Dans Maria-Chapdelaine, le cas de Bruno Fortin de Normandin, qui a décidé de se retirer avant d’y laisser sa santé physique et mentale, a été amplement médiatisé. Un autre agriculteur de Normandin serait lui aussi sur le point de mettre fin à ses activités, mais il n’a pas été possible de le joindre.
Le président de l’UPA Maria-Chapdelaine, Étienne Barrette, a lui aussi eu vent de cette situation.
« Dans le lait, c’est un peu comme s’il y avait plusieurs paliers d’essoufflement et que les producteurs tombent tranquillement. Dans plusieurs cas, c’est aussi la relève qui se fait rare et le prix du lait n’est pas terrible, alors ça mine le moral. Et puis être producteur laitier, il faut le dire, c’est assez difficile. »

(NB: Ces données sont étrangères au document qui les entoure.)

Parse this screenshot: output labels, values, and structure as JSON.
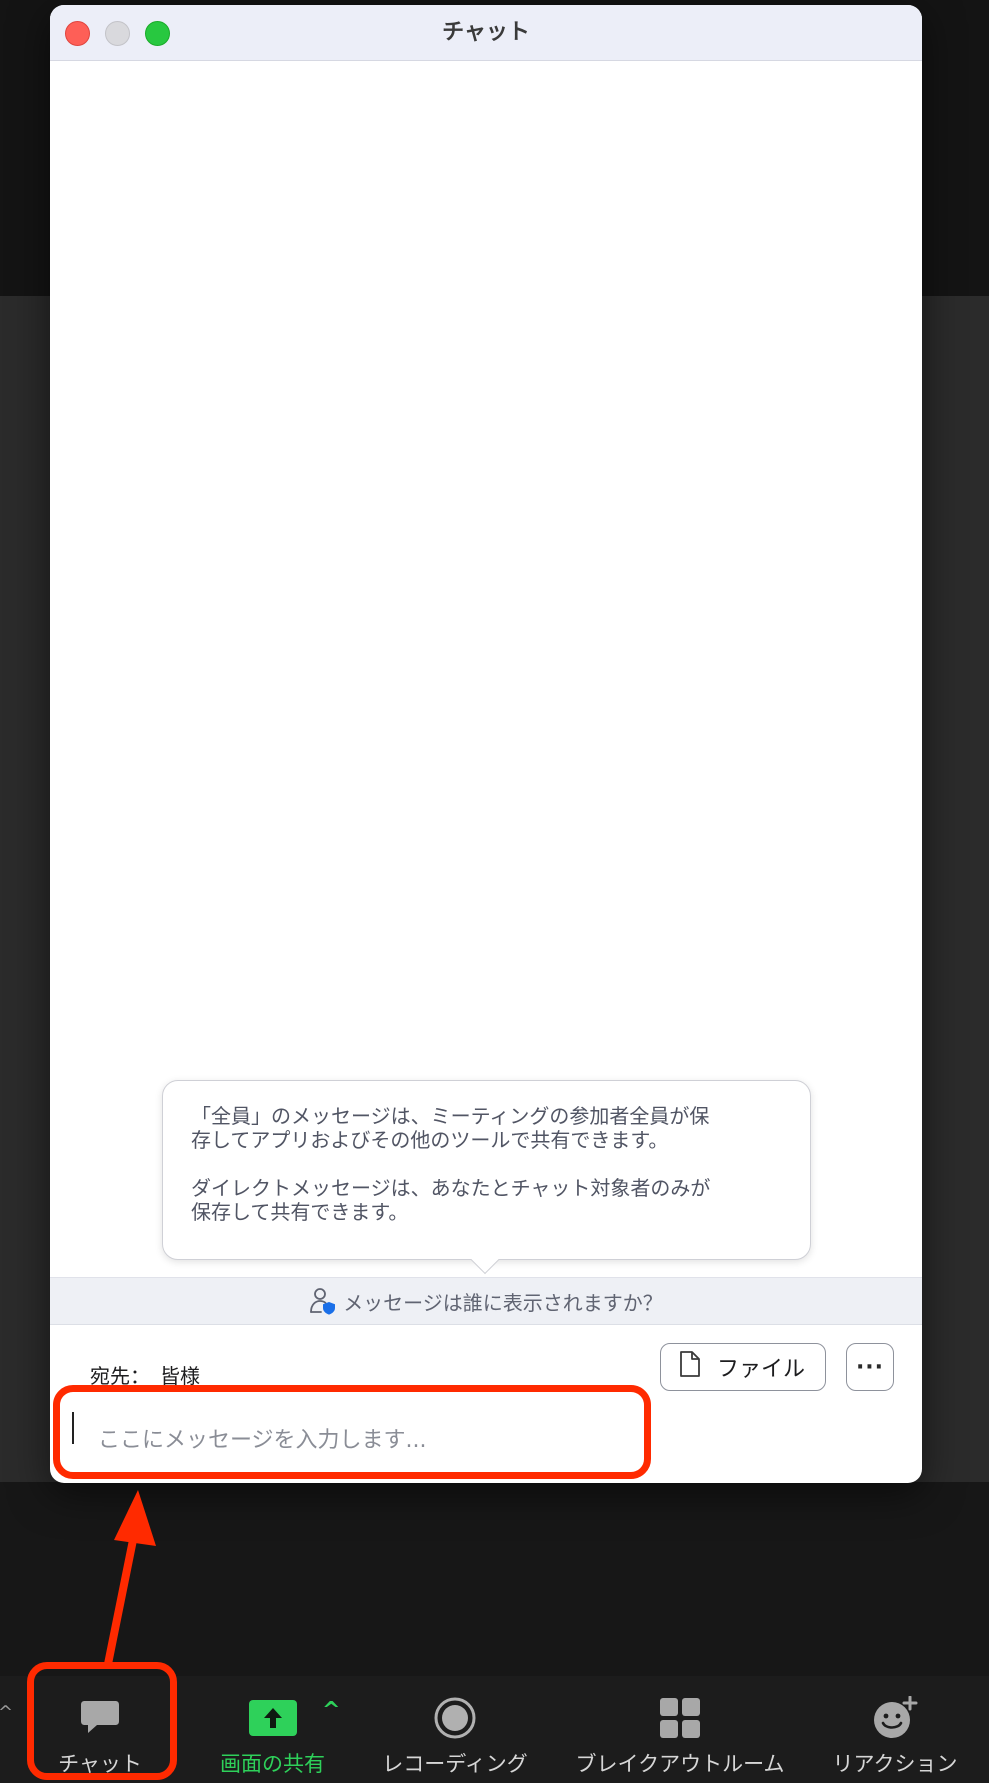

Pour sa part, Étienne Barrette ne croit pas que la brèche ouverte dans la gestion de l’offre dans l’Accord États-Unis-Mexique-Canada (AEUMC) soit une cause majeure.
« Je ne crois pas que ça joue tant que ça. La brèche a davantage désabusé les producteurs envers les décideurs politiques et a créé une perte de confiance. »

Étienne Barrette, président du Syndicat de l’UPA Maria-Chapdelaine.

Modèle
De son point de vue, les difficultés vécues par les producteurs laitiers, et le monde agricole en général, sont davantage liées au modèle de la ferme familiale qui doit lutter pour sa survie.
« J’ai envie de dire, malheureusement, que c’est le modèle de la ferme familiale qui s’effondre au profit du modèle plus industrialisé. Se tailler une place dans un monde où il y a de très gros joueurs avec beaucoup de moyens, alors que toi tu dois être là au jour le jour, ça demande beaucoup de courage de la part des producteurs. »
À cet égard, la production laitière est un secteur qui demande des investissements constants, rappelle Étienne Barrette, ce qui pèse sur les perspectives de rentabilité.
Selon les données obtenues, douze producteurs ont cessé leurs activités en 2018 dans la région. Depuis 2010, c’est 61 agriculteurs qui ont abandonné la production laitière. Leur nombre est passé de 346 à 285.